スマホをポケットに入れると、くぅ、とお腹が鳴った。
思わずお腹を押さえて隣を見ると、ヒイロは目を丸くしてこちらを見ている。
「えっと、今のは」
「……私もお腹すいた。それに、喉も渇いたね」
揶揄うでもなく、フォローするでもなく。だけどその言い方が有り難かった。
「……そうね」
「はい、これあげる」
そう言ってポケットから飴を取り出してアカに渡すヒイロ。
「酔い止め用にポケットに入れてたやつ」
「悪いわよ、茜坂さんが食べなよ」
「私の分もあるから。ほら」
そう言ってもう一つの飴を見せてくる。
「足のお礼。半分こ」
「……ありがとう」
二人で飴を口にする。いちご味の甘さが疲れた体と心に沁みる。カラコロと口の中で飴を転がしつつ、明日はどうしようかと思いに耽る。

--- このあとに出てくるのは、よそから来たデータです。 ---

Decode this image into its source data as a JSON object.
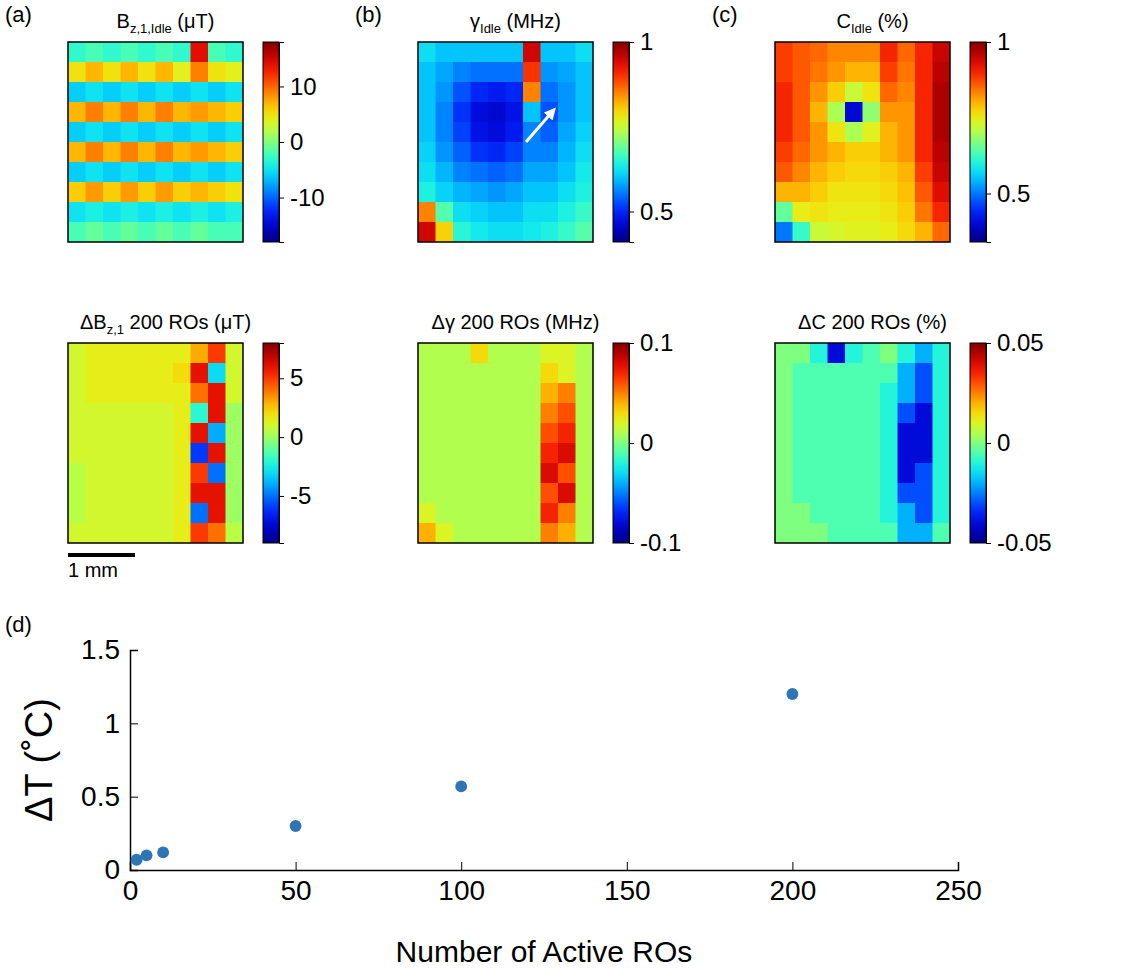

ヒイロとも相談しようかと隣を見ると、信じられないものを見た表情で固まっていた。
「茜坂さん……?」
「あ、朱井さん、あ、あれっ……!」
そう言ってわなわなと空を指すヒイロ。なにかと思って思って空を見上げたアカの目に飛び込んできたのは、
「……満月が、ふたつ……?」
空に浮かぶ二つの満月であった。